The capacity of the Assembly matters. Assembly Members have crucial roles to play in holding the Welsh Government to account, scrutinising and overseeing policy, legislation and spending, championing constituents’ interests, and engaging the people of Wales in our maturing democracy. When these roles are fulfilled effectively, there is a real, direct and positive impact on the lives of people and their communities.
I have no doubt that many will question whether money should be spent on more politicians at a time of austerity. However, as we explain in our report, while the additional cost may be significant in absolute terms, it should be kept to a minimum and will represent a very small proportion of the money spent by the government that the Assembly oversees. Our report also calls on the Remuneration Board and Assembly Commission to revisit the total staffing support, services and financial resources provided to Members in the case of a larger Assembly so that the cost is kept to an absolute minimum. Decisions taken in the past have been taken at least partly on the basis of compensating for the lack of Member capacity in an Assembly of only 60 Members.
We believe that even marginal improvements in the scrutiny of Welsh Government spending and policy decisions will reap significant dividends to the taxpayer.
The Assembly Commission’s cost estimates for one off-costs for additional members range between £2.4 million for 20 Members, to £3.3 million for 30. They estimate annual recurrent costs of £6.6 million for 20 Members, £9.6 million for 30 Members.
To put it in perspective, the total cost in the first year (including both the one-off costs and the recurrent annual costs) for 30 additional Members, of £12.9 million, is 0.08% of the Welsh block grant.
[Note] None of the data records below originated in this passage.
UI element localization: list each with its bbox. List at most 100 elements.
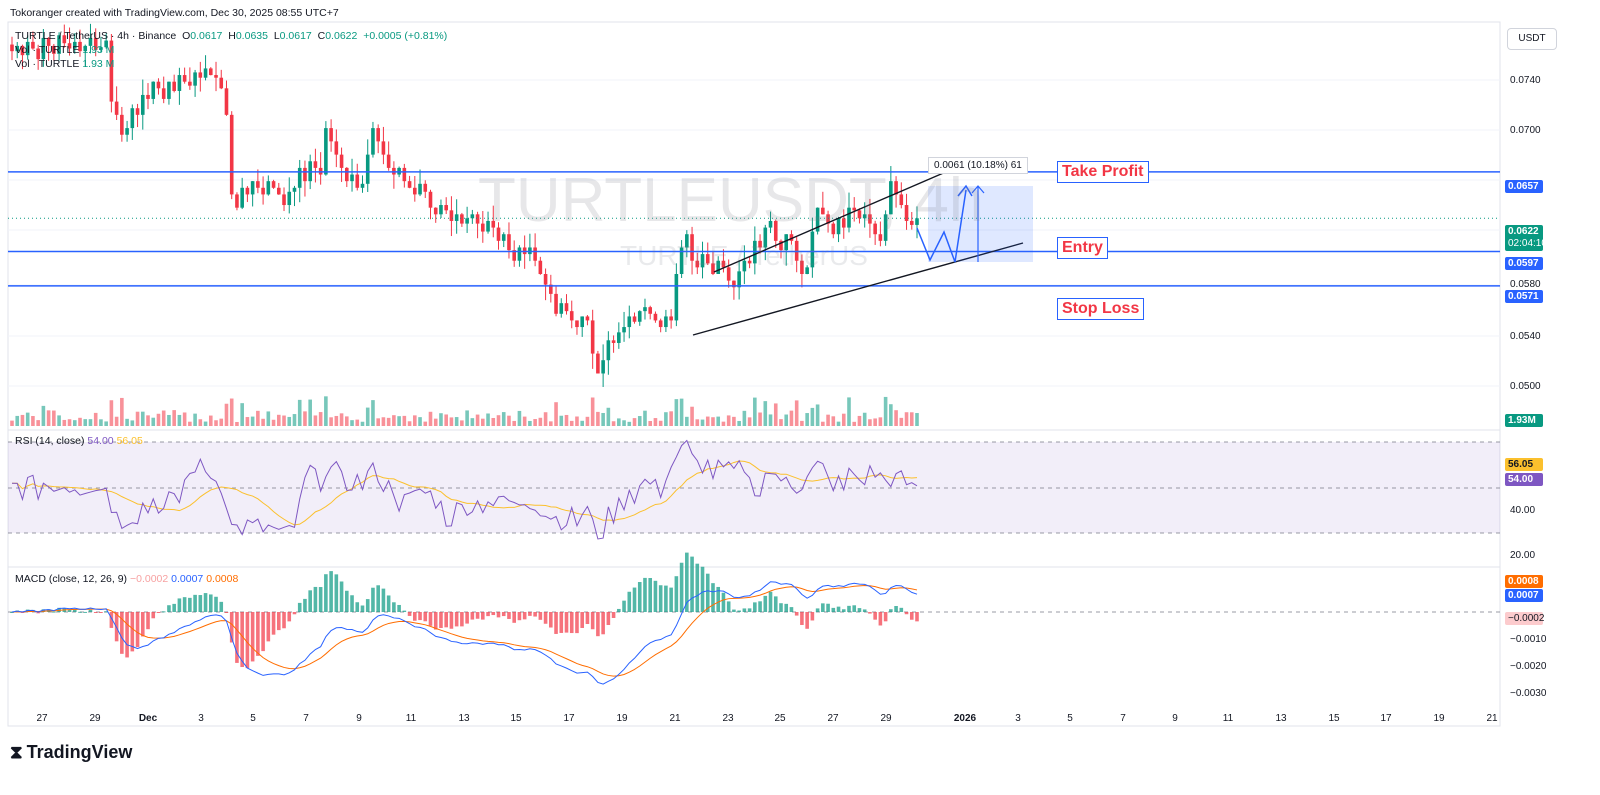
candle-body bbox=[700, 254, 705, 268]
macd-histogram-bar bbox=[250, 612, 255, 662]
volume-bar bbox=[852, 421, 857, 426]
candle-body bbox=[826, 214, 830, 224]
candle-body bbox=[465, 218, 469, 224]
candle-body bbox=[114, 101, 119, 115]
rsi-ma-tag: 56.05 bbox=[1505, 458, 1543, 471]
volume-bar bbox=[747, 417, 752, 426]
volume-bar bbox=[235, 421, 239, 426]
volume-bar bbox=[648, 421, 653, 426]
volume-bar bbox=[685, 416, 689, 426]
volume-bar bbox=[339, 413, 344, 426]
macd-histogram-bar bbox=[637, 582, 642, 612]
macd-histogram-bar bbox=[460, 612, 464, 627]
candle-body bbox=[386, 154, 391, 168]
macd-value-tag: 0.0007 bbox=[1505, 589, 1543, 602]
volume-bar bbox=[674, 399, 679, 426]
volume-bar bbox=[193, 413, 197, 426]
candle-body bbox=[376, 128, 380, 142]
time-axis-label: 17 bbox=[563, 713, 575, 724]
candle-body bbox=[664, 316, 668, 328]
volume-bar bbox=[522, 416, 527, 426]
candle-body bbox=[214, 75, 218, 78]
volume-legend-label: Vol · TURTLE bbox=[15, 58, 80, 70]
macd-histogram-bar bbox=[658, 585, 663, 612]
volume-bar bbox=[794, 400, 799, 426]
volume-legend-1[interactable]: Vol · TURTLE 1.93 M bbox=[15, 44, 114, 56]
tradingview-logo[interactable]: ⧗ TradingView bbox=[10, 742, 132, 763]
volume-bar bbox=[554, 402, 558, 426]
volume-bar bbox=[376, 418, 380, 426]
volume-bar bbox=[491, 417, 496, 426]
candle-body bbox=[36, 48, 40, 60]
macd-histogram-bar bbox=[601, 612, 605, 635]
volume-bar bbox=[742, 410, 747, 426]
macd-histogram-bar bbox=[590, 612, 595, 630]
macd-histogram-bar bbox=[726, 601, 731, 612]
take-profit-label[interactable]: Take Profit bbox=[1057, 161, 1149, 183]
macd-histogram-bar bbox=[20, 612, 25, 613]
macd-legend[interactable]: MACD (close, 12, 26, 9) −0.0002 0.0007 0… bbox=[15, 573, 238, 585]
volume-bar bbox=[287, 416, 292, 426]
macd-line bbox=[11, 581, 918, 685]
candle-body bbox=[188, 81, 192, 86]
volume-bar bbox=[737, 420, 741, 426]
candle-body bbox=[292, 187, 297, 192]
volume-bar bbox=[188, 421, 192, 426]
volume-bar bbox=[208, 415, 213, 426]
macd-histogram-bar bbox=[841, 609, 846, 612]
candle-body bbox=[46, 37, 51, 46]
volume-bar bbox=[407, 421, 412, 426]
channel-upper-line bbox=[713, 167, 956, 273]
volume-legend-value: 1.93 M bbox=[82, 44, 115, 56]
volume-bar bbox=[559, 415, 564, 426]
volume-bar bbox=[753, 397, 757, 426]
volume-bar bbox=[617, 418, 621, 426]
volume-bar bbox=[156, 413, 161, 426]
time-axis-label: 19 bbox=[616, 713, 628, 724]
volume-legend-2[interactable]: Vol · TURTLE 1.93 M bbox=[15, 58, 114, 70]
volume-bar bbox=[334, 415, 339, 426]
macd-histogram-bar bbox=[517, 612, 522, 621]
macd-histogram-bar bbox=[193, 594, 197, 612]
macd-histogram-bar bbox=[543, 612, 548, 624]
macd-histogram-bar bbox=[167, 605, 171, 612]
time-axis-label: 9 bbox=[356, 713, 362, 724]
rsi-legend[interactable]: RSI (14, close) 54.00 56.05 bbox=[15, 435, 143, 447]
candle-body bbox=[381, 141, 386, 155]
entry-label[interactable]: Entry bbox=[1057, 237, 1108, 259]
macd-histogram-bar bbox=[575, 612, 579, 634]
macd-histogram-bar bbox=[72, 609, 77, 612]
volume-bar bbox=[601, 412, 605, 426]
stop-loss-label[interactable]: Stop Loss bbox=[1057, 298, 1145, 320]
volume-bar bbox=[883, 396, 888, 426]
rsi-line bbox=[11, 439, 918, 540]
candle-body bbox=[10, 44, 14, 52]
time-axis-label: 13 bbox=[458, 713, 470, 724]
macd-histogram-bar bbox=[365, 599, 370, 612]
macd-histogram-bar bbox=[690, 556, 694, 612]
symbol-name[interactable]: TURTLE / TetherUS · 4h · Binance bbox=[15, 30, 177, 42]
candle-body bbox=[606, 340, 611, 361]
time-axis-label: 7 bbox=[1120, 713, 1126, 724]
close-label: C bbox=[317, 30, 326, 42]
candle-body bbox=[125, 128, 129, 135]
volume-bar bbox=[705, 416, 710, 426]
macd-histogram-bar bbox=[700, 566, 705, 612]
candle-body bbox=[590, 320, 595, 354]
candle-body bbox=[601, 360, 605, 374]
macd-histogram-bar bbox=[297, 602, 302, 612]
volume-bar bbox=[10, 420, 14, 426]
volume-tag: 1.93M bbox=[1505, 414, 1543, 427]
time-axis-label: 19 bbox=[1433, 713, 1445, 724]
currency-button[interactable]: USDT bbox=[1507, 28, 1557, 50]
time-axis-label: 7 bbox=[303, 713, 309, 724]
macd-histogram-bar bbox=[889, 609, 893, 612]
candle-body bbox=[627, 316, 632, 328]
macd-histogram-bar bbox=[596, 612, 600, 637]
macd-histogram-bar bbox=[271, 612, 276, 635]
candle-body bbox=[805, 267, 809, 274]
candle-body bbox=[768, 220, 773, 228]
candle-body bbox=[575, 320, 579, 328]
measure-tooltip: 0.0061 (10.18%) 61 bbox=[928, 157, 1028, 174]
Currently, our four MEPs in Wales cost the taxpayer around £7.2 million a year (£1.79 million per Member based on 2013 HM Treasury estimates).
A March 2017 opinion poll for BBC Wales showed that a majority of Welsh voters were keen for the Welsh Government to take more powers over day to day life in Wales. Democracy does come at a price – but this is the place to invest. The Assembly’s powers are, broadly, in line with those of the Scottish Parliament and Northern Ireland Assembly – why should Wales be the only nation in these isles with a clearly under powered parliament?
Changing the Assembly’s size also provides an opportunity to reform and revitalise the electoral system so that the Assembly better reflects the communities it serves. Our report recommends that a gender quota is integrated within the electoral system to safeguard the achievements of the Assembly and political parties in Wales in relation to gender-balanced representation. Similarly, giving 16- and 17-year olds the right to vote could become a powerful way to involve and engage the young people of Wales in our democracy, increasing their political awareness and participation now and in the future. After all, it is their future.
Calling for more politicians is unpopular. We understand that. Nevertheless, we believe that, as devolution in Wales enters its next phase, the Assembly cannot continue as it is without risking its ability to deliver for the people and communities it serves. This report is a call to action. From April 2018 the Assembly will finally have the powers it needs to address these issues itself, and to ensure that the 2021 election delivers a parliament that truly works for the people of Wales.